Time on page: the time your visitors spend on a page can tell you whether or not your content is engaging, enjoyable and motivating. Pages with lower time on page might need to be revamped to include more content, videos or calls to action to turn visitors into customers.
Update your homepage with relevant information
Your website’s homepage might just be the most important page on your website. When a user lands on that page, they should have a good idea of what you offer and what your value proposition is. If your homepage isn’t doing a good job telling your story, it’s time to review your website design and the content on your homepage.

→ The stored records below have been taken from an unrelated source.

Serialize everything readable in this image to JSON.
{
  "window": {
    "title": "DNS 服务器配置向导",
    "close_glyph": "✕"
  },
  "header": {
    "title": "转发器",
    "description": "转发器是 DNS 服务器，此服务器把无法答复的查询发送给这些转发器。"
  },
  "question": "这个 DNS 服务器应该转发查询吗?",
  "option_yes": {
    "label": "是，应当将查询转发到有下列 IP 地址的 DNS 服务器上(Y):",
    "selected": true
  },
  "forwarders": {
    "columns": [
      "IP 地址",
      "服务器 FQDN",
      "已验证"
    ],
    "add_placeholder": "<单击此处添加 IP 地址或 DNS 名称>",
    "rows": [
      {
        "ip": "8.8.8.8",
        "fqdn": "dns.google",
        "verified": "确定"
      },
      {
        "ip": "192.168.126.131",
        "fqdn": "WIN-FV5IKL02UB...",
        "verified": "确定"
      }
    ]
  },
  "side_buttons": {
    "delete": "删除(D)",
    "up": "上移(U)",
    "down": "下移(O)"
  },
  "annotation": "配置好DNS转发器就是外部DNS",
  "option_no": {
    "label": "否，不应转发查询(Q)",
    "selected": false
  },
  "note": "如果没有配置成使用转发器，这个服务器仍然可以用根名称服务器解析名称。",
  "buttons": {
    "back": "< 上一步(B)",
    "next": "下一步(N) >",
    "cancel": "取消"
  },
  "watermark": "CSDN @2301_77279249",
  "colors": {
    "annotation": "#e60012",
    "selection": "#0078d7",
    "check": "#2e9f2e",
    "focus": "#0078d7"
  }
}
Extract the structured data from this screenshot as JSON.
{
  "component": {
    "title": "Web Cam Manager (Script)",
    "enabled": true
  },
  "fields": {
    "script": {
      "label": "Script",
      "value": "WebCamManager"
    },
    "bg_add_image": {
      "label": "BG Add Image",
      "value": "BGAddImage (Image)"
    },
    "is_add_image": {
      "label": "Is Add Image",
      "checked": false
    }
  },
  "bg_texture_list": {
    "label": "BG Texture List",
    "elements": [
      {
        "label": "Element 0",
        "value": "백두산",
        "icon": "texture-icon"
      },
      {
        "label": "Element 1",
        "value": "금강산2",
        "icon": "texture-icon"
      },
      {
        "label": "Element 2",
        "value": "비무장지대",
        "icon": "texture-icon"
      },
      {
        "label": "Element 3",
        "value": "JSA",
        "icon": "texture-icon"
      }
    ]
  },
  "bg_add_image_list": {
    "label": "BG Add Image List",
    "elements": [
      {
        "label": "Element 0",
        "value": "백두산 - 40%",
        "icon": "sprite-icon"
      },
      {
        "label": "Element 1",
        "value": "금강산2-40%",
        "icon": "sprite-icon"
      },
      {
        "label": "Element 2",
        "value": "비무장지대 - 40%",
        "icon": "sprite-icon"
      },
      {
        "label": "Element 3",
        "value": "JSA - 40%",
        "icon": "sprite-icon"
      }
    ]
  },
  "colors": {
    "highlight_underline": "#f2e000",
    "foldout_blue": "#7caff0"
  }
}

Additionally, companies that show empathy and understanding of the current situation can earn consumers’ trust. Even if those consumers aren’t ready to spend money with your business or your business isn’t currently accepting orders, your homepage can lead that visitor to stay engaged with your company by following you on social media or subscribing to your email newsletter.
Put customers first
Decreases in income can lead businesses to make changes to their business that put profits over people. While sometimes that’s the only way for a business to survive trying economic times, do your best to put customers first.
Find ways to reinvest in causes your customers care about and support your community however you can during these trying times. Avoid hefty price increases on essential products simply because you can or because many retailers are out of stock on those items. Show your customers that you care and be as authentic as you possibly can.